Les magistrats en ont assez de leurs décisions jamais exécutées. Le refus de l’Administration d’exécuter certaines décisions de Justice a occupé une bonne place lors des échanges, hier, à la rentrée solennelle des cours et tribunaux.
C’est le cas notamment dans l’affaire des 690 élèves-maîtres, le différend entre les communes de Djiddah Thiaroye Kao et Wakhinane Nimzatt pour le contrôle du marché Bou bess, entre autres. Introduisant le discours d’usage sur le thème «Le contrôle juridictionnel de l’Administration», le magistrat Sangoné Fall s’en est offusqué. «Il faut le relever pour le déplorer, le plus souvent, c’est l’administration elle-même qui fait de la résistance. Elle doit comprendre, qu’au même titre que les particuliers, qu’elle doit se soumettre au droit, en usant le cas échéant des voies de recours. La question est alors de savoir dans quelle mesure, et par le biais de quels moyens, le juge administratif peut contraindre l’administration à se conformer à ses décisions», a constaté avec amertume le conseiller référendaire à la Cour suprême. Procureur général près la Cour suprême, Cheikh Tidiane Coulibaly est revenu, à son tour, à la charge : «L’Administration doit agir en conformité avec la Constitution et les lois qui fixent les limites de son action. Le contrôle juridictionnel est institué en vue de s’assurer de la conformité de l’action de l’Administration à la hiérarchie des normes et de prémunir les citoyens contre l’arbitraire ou les rassurer».

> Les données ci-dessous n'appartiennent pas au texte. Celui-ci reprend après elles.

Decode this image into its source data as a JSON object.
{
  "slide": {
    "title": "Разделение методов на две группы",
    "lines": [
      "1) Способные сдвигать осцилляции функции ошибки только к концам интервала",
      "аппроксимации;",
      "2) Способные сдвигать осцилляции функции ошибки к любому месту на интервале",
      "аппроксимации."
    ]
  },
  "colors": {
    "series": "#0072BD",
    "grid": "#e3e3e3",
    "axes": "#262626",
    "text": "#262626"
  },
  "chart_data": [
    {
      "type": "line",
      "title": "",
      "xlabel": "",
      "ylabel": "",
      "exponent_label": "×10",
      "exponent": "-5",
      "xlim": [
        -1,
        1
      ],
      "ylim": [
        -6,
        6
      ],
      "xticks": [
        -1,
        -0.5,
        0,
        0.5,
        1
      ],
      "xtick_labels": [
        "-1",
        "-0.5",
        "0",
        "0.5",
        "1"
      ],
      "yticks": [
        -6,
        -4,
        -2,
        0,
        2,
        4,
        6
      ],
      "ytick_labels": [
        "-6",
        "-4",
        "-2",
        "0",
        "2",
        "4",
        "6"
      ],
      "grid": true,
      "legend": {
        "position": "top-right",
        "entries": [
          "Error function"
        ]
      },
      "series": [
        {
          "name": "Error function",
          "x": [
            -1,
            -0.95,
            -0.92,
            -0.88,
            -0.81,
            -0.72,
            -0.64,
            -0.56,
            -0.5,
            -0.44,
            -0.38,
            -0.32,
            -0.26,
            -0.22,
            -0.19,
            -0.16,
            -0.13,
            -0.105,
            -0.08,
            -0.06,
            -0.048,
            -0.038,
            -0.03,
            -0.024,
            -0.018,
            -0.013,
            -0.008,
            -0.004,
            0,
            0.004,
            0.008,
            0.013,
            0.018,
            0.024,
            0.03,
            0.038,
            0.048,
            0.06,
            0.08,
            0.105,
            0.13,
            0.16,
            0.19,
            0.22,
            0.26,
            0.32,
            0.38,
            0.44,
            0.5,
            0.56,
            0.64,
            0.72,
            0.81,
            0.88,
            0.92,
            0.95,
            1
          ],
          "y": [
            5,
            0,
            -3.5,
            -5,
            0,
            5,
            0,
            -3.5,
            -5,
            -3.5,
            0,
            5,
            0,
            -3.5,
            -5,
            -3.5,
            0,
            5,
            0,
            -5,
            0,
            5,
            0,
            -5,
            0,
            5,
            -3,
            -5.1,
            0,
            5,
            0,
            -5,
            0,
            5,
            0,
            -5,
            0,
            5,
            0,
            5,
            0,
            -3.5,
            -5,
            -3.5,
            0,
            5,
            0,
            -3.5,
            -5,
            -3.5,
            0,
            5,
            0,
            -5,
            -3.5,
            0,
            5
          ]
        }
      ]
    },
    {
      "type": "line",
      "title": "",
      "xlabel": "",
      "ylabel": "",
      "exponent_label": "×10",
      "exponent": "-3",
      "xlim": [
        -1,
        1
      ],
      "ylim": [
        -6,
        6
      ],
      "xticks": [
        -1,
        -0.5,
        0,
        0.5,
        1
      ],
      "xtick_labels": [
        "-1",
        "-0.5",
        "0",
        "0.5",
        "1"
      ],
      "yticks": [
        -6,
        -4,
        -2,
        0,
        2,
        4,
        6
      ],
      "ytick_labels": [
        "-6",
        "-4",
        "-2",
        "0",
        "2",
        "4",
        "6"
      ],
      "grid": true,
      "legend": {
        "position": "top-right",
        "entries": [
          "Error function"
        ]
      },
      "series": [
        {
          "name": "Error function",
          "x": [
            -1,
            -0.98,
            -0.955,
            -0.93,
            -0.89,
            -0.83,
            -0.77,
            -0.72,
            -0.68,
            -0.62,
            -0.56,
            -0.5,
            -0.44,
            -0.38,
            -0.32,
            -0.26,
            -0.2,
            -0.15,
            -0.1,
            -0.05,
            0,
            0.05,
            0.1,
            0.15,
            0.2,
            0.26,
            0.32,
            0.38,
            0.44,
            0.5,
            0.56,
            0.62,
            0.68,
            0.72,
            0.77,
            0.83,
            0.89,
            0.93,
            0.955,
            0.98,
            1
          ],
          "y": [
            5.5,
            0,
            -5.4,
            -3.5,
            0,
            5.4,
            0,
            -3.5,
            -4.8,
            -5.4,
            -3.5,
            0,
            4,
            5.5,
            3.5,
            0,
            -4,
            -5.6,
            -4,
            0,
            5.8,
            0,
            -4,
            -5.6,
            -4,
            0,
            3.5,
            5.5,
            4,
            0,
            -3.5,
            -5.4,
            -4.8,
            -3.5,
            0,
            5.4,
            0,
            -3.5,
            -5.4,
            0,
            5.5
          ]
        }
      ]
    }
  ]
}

Favoritisme dans les marchés publics
La procédure de passation des marchés publics n’a pas manqué d’alimenter les débats. Et c’est pour rappeler à l’Administration les principes qui doivent prévaloir. «Les procédures de passation des marchés doivent respecter les principes de libre accès à la commande publique, d’égalité de traitement des candidats, de non-discrimination et de transparence», dit-il. Pour le conseiller référendaire à la Cour suprême, Sangoné Fall, le principe de transparence se traduit par une information préalable des candidats sur les critères que l’autorité contractante entend mettre en œuvre, lors de l’évaluation des offres. A l’en croire, ce principe suppose aussi que ces critères soient définis de manière objective, pour faciliter le contrôle de leur application et éviter tout favoritisme. «Le principe de transparence commande aussi que les critères définis par l’autorité contractante soient appliqués de manière égalitaire à tous les soumissionnaires», recommande-t-il.
Lors des échanges, il aussi été question de l’encadrement des mesures de police en matière de liberté de réunion, d’association et d’expression. «Pour ordonner la fermeture provisoire d’un siège de parti politique, un gouverneur a invoqué dans son arrêté des risques de troubles à l’ordre public, alors qu’il ne ressort pas des éléments du dossier que le risque de télescopage allégué fut de nature à menacer l’ordre public dans des conditions telles qu’il ne pût être paré au danger par des mesures de police appropriées, lesquelles pouvaient être prises en l’espèce sans aller jusqu’à la mesure extrême de fermeture du siège du parti et, en prenant une telle mesure, l’autorité administrative a porté atteinte au droit de propriété privée et à la liberté de réunion et d’association». Une position partagée par le procureur général Coulibaly pour qui «s’il incombe à l’autorité administrative compétente de prendre les mesures qu’exige le maintien de l’ordre, elle doit concilier l’exercice de ce pouvoir avec le respect de la liberté de réunion garantie par la Constitution».